In den besten Zeiten sind Haushaltspläne und Finanzierungsfragen nicht unbedingt das, was die meisten Leute spannend nennen würden. Im Gerangel um Aufmerksamkeit und Schlagzeilen gewinnen sie nur selten. Das gilt umso mehr, wenn die Zeiten nicht zu den Besten gehören. Wenn im Nahen Osten täglich Menschen sterben, wenn die Ukraine immer noch um ihre Freiheit kämpfen muss, wenn in Deutschland der immer präsente Antisemitismus plötzlich grell ausgeleuchtet wird und der gesellschaftliche Zusammenhalt zunehmend bedroht scheint.

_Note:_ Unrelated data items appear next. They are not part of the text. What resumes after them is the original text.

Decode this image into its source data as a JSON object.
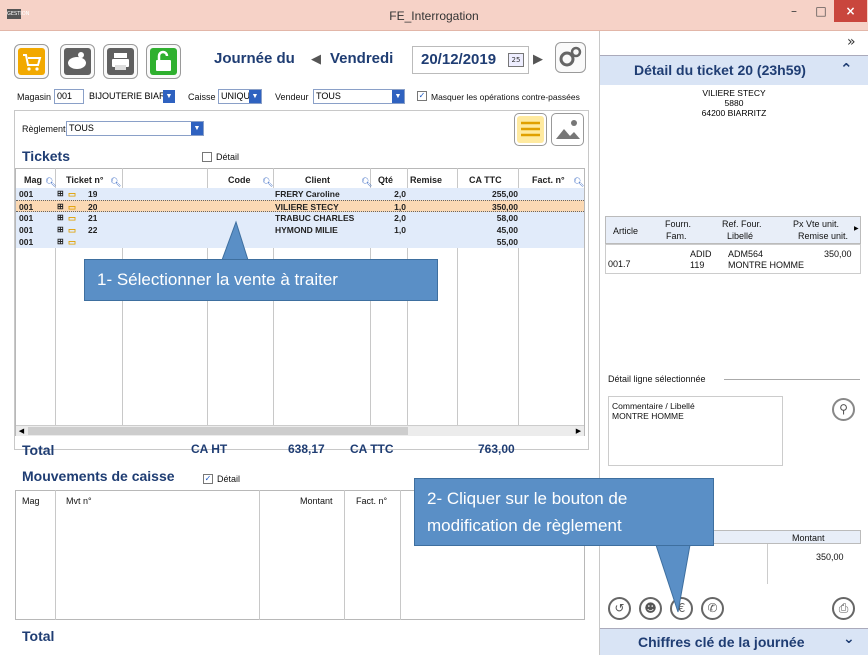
{
  "window": {
    "title": "FE_Interrogation",
    "app_icon": "GESTION",
    "min": "–",
    "max": "□",
    "close": "×"
  },
  "toolbar": {
    "day_label": "Journée du",
    "day_name": "Vendredi",
    "date": "20/12/2019"
  },
  "filters": {
    "magasin_label": "Magasin",
    "magasin_code": "001",
    "magasin_name": "BIJOUTERIE BIARR",
    "caisse_label": "Caisse",
    "caisse_value": "UNIQUI",
    "vendeur_label": "Vendeur",
    "vendeur_value": "TOUS",
    "masquer_label": "Masquer les opérations contre-passées",
    "reglement_label": "Règlement",
    "reglement_value": "TOUS"
  },
  "tickets": {
    "title": "Tickets",
    "detail_label": "Détail",
    "columns": {
      "mag": "Mag",
      "ticket": "Ticket n°",
      "code": "Code",
      "client": "Client",
      "qte": "Qté",
      "remise": "Remise",
      "ca_ttc": "CA TTC",
      "fact": "Fact. n°"
    },
    "rows": [
      {
        "mag": "001",
        "ticket": "19",
        "client": "FRERY Caroline",
        "qte": "2,0",
        "ca": "255,00"
      },
      {
        "mag": "001",
        "ticket": "20",
        "client": "VILIERE STECY",
        "qte": "1,0",
        "ca": "350,00"
      },
      {
        "mag": "001",
        "ticket": "21",
        "client": "TRABUC CHARLES",
        "qte": "2,0",
        "ca": "58,00"
      },
      {
        "mag": "001",
        "ticket": "22",
        "client": "HYMOND MILIE",
        "qte": "1,0",
        "ca": "45,00"
      },
      {
        "mag": "001",
        "ticket": "",
        "client": "",
        "qte": "",
        "ca": "55,00"
      }
    ]
  },
  "totals": {
    "label": "Total",
    "ca_ht_label": "CA HT",
    "ca_ht": "638,17",
    "ca_ttc_label": "CA TTC",
    "ca_ttc": "763,00"
  },
  "mouvements": {
    "title": "Mouvements de caisse",
    "detail_label": "Détail",
    "columns": {
      "mag": "Mag",
      "mvt": "Mvt n°",
      "montant": "Montant",
      "fact": "Fact. n°"
    },
    "total_label": "Total"
  },
  "callouts": {
    "one": "1- Sélectionner la vente à traiter",
    "two": "2- Cliquer sur le bouton de modification de règlement"
  },
  "right": {
    "expand": "»",
    "header": "Détail du ticket 20 (23h59)",
    "client_name": "VILIERE STECY",
    "client_num": "5880",
    "client_city": "64200 BIARRITZ",
    "columns": {
      "article": "Article",
      "fourn": "Fourn.",
      "fam": "Fam.",
      "ref": "Ref. Four.",
      "libelle": "Libellé",
      "px": "Px Vte unit.",
      "remise": "Remise unit."
    },
    "line": {
      "article": "001.7",
      "fourn": "ADID",
      "fam": "119",
      "ref": "ADM564",
      "libelle": "MONTRE HOMME",
      "px": "350,00"
    },
    "detail_label": "Détail ligne sélectionnée",
    "comment_label": "Commentaire / Libellé",
    "comment_value": "MONTRE HOMME",
    "montant_label": "Montant",
    "montant_value": "350,00",
    "footer": "Chiffres clé de la journée"
  }
}
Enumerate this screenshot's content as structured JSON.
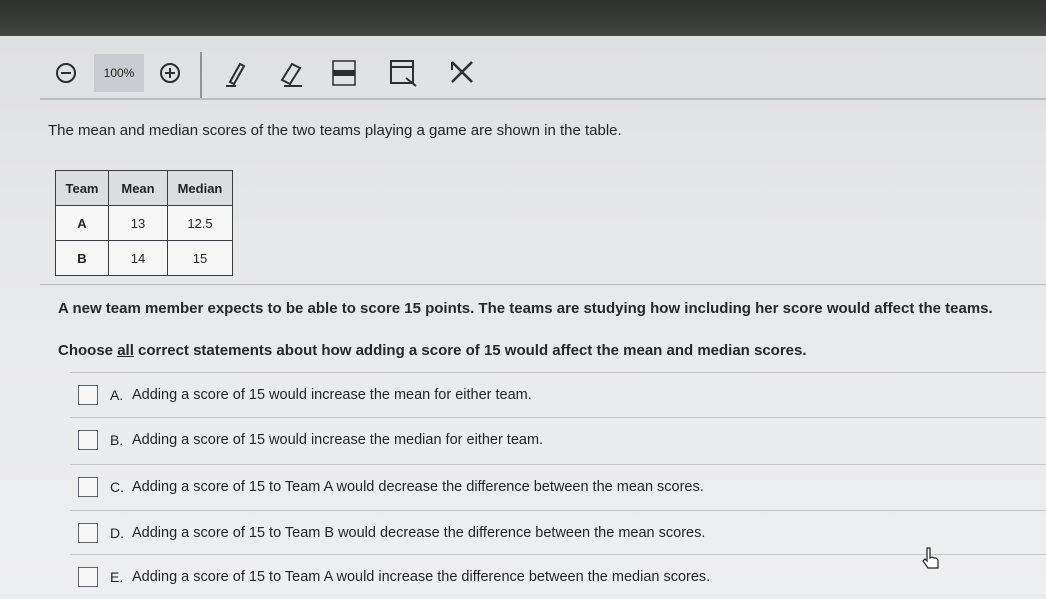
{
  "toolbar": {
    "zoom_out_icon": "zoom-out-icon",
    "zoom_level": "100%",
    "zoom_in_icon": "zoom-in-icon",
    "tools": [
      "pencil-icon",
      "eraser-icon",
      "highlighter-icon",
      "line-reader-icon",
      "cross-out-icon"
    ]
  },
  "question": {
    "intro": "The mean and median scores of the two teams playing a game are shown in the table.",
    "table": {
      "headers": [
        "Team",
        "Mean",
        "Median"
      ],
      "rows": [
        [
          "A",
          "13",
          "12.5"
        ],
        [
          "B",
          "14",
          "15"
        ]
      ]
    },
    "scenario": "A new team member expects to be able to score 15 points. The teams are studying how including her score would affect the teams.",
    "prompt_before": "Choose ",
    "prompt_underlined": "all",
    "prompt_after": " correct statements about how adding a score of 15 would affect the mean and median scores.",
    "choices": [
      {
        "letter": "A.",
        "text": "Adding a score of 15 would increase the mean for either team."
      },
      {
        "letter": "B.",
        "text": "Adding a score of 15 would increase the median for either team."
      },
      {
        "letter": "C.",
        "text": "Adding a score of 15 to Team A would decrease the difference between the mean scores."
      },
      {
        "letter": "D.",
        "text": "Adding a score of 15 to Team B would decrease the difference between the mean scores."
      },
      {
        "letter": "E.",
        "text": "Adding a score of 15 to Team A would increase the difference between the median scores."
      }
    ]
  }
}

Wenn es dann auch noch um Finanzierungsfragen für Klimaschutz geht, wird es noch schwieriger. Nach einer Energiekrise, der dazugehörigen Inflation und dem Debakel mit dem Heizungsgesetz, scheint keiner mehr so richtig Lust zu haben, über Klimaschutz und das Geld, das dafür nötig ist, zu sprechen. Schon gar nicht die Ampelkoalition. Aber die Zahlen des WWF zeigen: Darüber gesprochen werden muss trotzdem. Klimaschutz ist nicht weniger dringlich als das, was derzeit die Schlagzeilen bestimmt. Kein Faktor begrenzt das, was noch erreicht werden kann, so stark wie die Zeit. Jeder Tag, der ungenutzt oder auch nur ungenügend genutzt vergeht, macht die Aufgabe, die am nächsten Tag gelöst werden muss, noch größer.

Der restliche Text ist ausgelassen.